Heading the IT department for an employer, the wireless card by Intel is dismally, woefully, lacking in support. Joe and others here have replied in (often) timely fashion, but the drivers are and have been continuously buggy.
The one NUC machine that our business currently has (deployed in a live setting as a trial) is having serious throughput issues. Curiously enough, from this afternoon the wireless card is being 'stopped' by Windows whenever I wake the NUC up from sleep (it wasn't doing this before). Need to disable and reenable to get the card up and running again, assuming throughput variances are low enough for it to be usable without an OS reboot. Even more curious, I noticed today that my USB mouse is being turned on despite the NUC being 'asleep'. Potentially both are related because both instances started happening today, but completely out-of-the-blue either way. Might even consider reinstalling the OS at this rate but I'm not impressed with how everything is starting to hit the fan.
As above, using the latest drivers and BIOS versions as suggested by Intel. Funny thing is, when I first bought the NUC, the drivers during the early May period were perfectly fine (wireless, BIOS, and graphics more specifically). If I do do an OS reinstall chances are I'll use those older drivers I've stored in the business repository rather than use the newer so-called 'less-buggy' drivers Intel's been putting out.
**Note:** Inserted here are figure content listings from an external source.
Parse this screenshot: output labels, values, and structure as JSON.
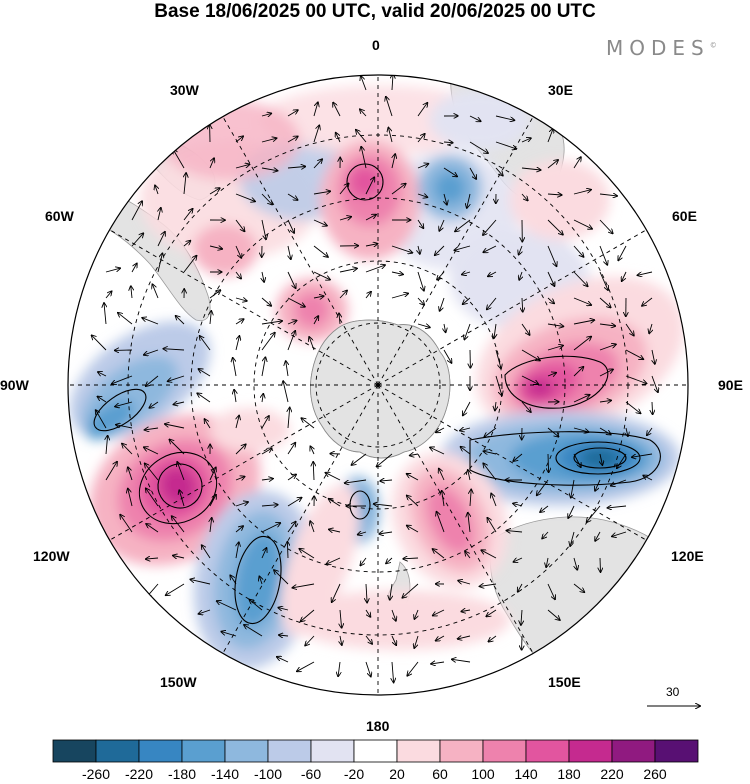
{
  "title": "Base 18/06/2025 00 UTC, valid 20/06/2025 00 UTC",
  "brand": "MODES",
  "brand_mark": "©",
  "longitude_labels": {
    "lon_0": "0",
    "lon_30e": "30E",
    "lon_60e": "60E",
    "lon_90e": "90E",
    "lon_120e": "120E",
    "lon_150e": "150E",
    "lon_180": "180",
    "lon_150w": "150W",
    "lon_120w": "120W",
    "lon_90w": "90W",
    "lon_60w": "60W",
    "lon_30w": "30W"
  },
  "reference_vector": {
    "label": "30"
  },
  "colorbar": {
    "tick_labels": [
      "-260",
      "-220",
      "-180",
      "-140",
      "-100",
      "-60",
      "-20",
      "20",
      "60",
      "100",
      "140",
      "180",
      "220",
      "260"
    ],
    "colors": [
      "#17455f",
      "#1f6a99",
      "#3786c2",
      "#5a9fd0",
      "#8eb8de",
      "#bccbe8",
      "#e2e3f2",
      "#ffffff",
      "#fbdbe0",
      "#f6b2c3",
      "#ee82ad",
      "#e2559f",
      "#c52a8f",
      "#901a80",
      "#581073"
    ]
  },
  "chart_data": {
    "type": "heatmap",
    "projection": "south polar stereographic",
    "title": "Base 18/06/2025 00 UTC, valid 20/06/2025 00 UTC",
    "colorbar_levels": [
      -260,
      -220,
      -180,
      -140,
      -100,
      -60,
      -20,
      20,
      60,
      100,
      140,
      180,
      220,
      260
    ],
    "features": [
      {
        "lon": -105,
        "lat": -47,
        "value": 220,
        "sign": "positive"
      },
      {
        "lon": -145,
        "lat": -52,
        "value": -170,
        "sign": "negative"
      },
      {
        "lon": -85,
        "lat": -48,
        "value": -140,
        "sign": "negative"
      },
      {
        "lon": 85,
        "lat": -58,
        "value": 200,
        "sign": "positive"
      },
      {
        "lon": 100,
        "lat": -50,
        "value": -230,
        "sign": "negative"
      },
      {
        "lon": 5,
        "lat": -55,
        "value": 140,
        "sign": "positive"
      },
      {
        "lon": 30,
        "lat": -50,
        "value": -100,
        "sign": "negative"
      },
      {
        "lon": 160,
        "lat": -62,
        "value": 140,
        "sign": "positive"
      },
      {
        "lon": 175,
        "lat": -68,
        "value": -100,
        "sign": "negative"
      },
      {
        "lon": -40,
        "lat": -62,
        "value": 100,
        "sign": "positive"
      },
      {
        "lon": -25,
        "lat": -55,
        "value": -80,
        "sign": "negative"
      }
    ]
  }
}
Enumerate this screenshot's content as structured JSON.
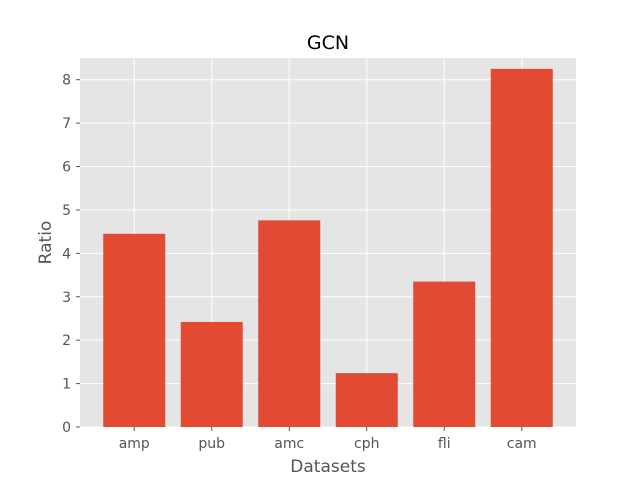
{
  "chart_data": {
    "type": "bar",
    "title": "GCN",
    "xlabel": "Datasets",
    "ylabel": "Ratio",
    "categories": [
      "amp",
      "pub",
      "amc",
      "cph",
      "fli",
      "cam"
    ],
    "values": [
      4.45,
      2.42,
      4.76,
      1.24,
      3.35,
      8.25
    ],
    "ylim": [
      0,
      8.5
    ],
    "yticks": [
      "0",
      "1",
      "2",
      "3",
      "4",
      "5",
      "6",
      "7",
      "8"
    ],
    "grid": true,
    "bar_color": "#E24A33",
    "plot_background": "#E5E5E5",
    "grid_color": "#FFFFFF"
  }
}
Now. As it stands I'm getting an Asus N10 USB wireless dongles from a local IT store for less than US$10 a pop and will be making-do with that. Intel, understand that the continued issue with the 7260 series cards is completely unacceptable. This isn't an issue with a 'select few'. It is widespread and I'm quite surprised that there hasn't been legal action considering some OEMs themselves are having problems.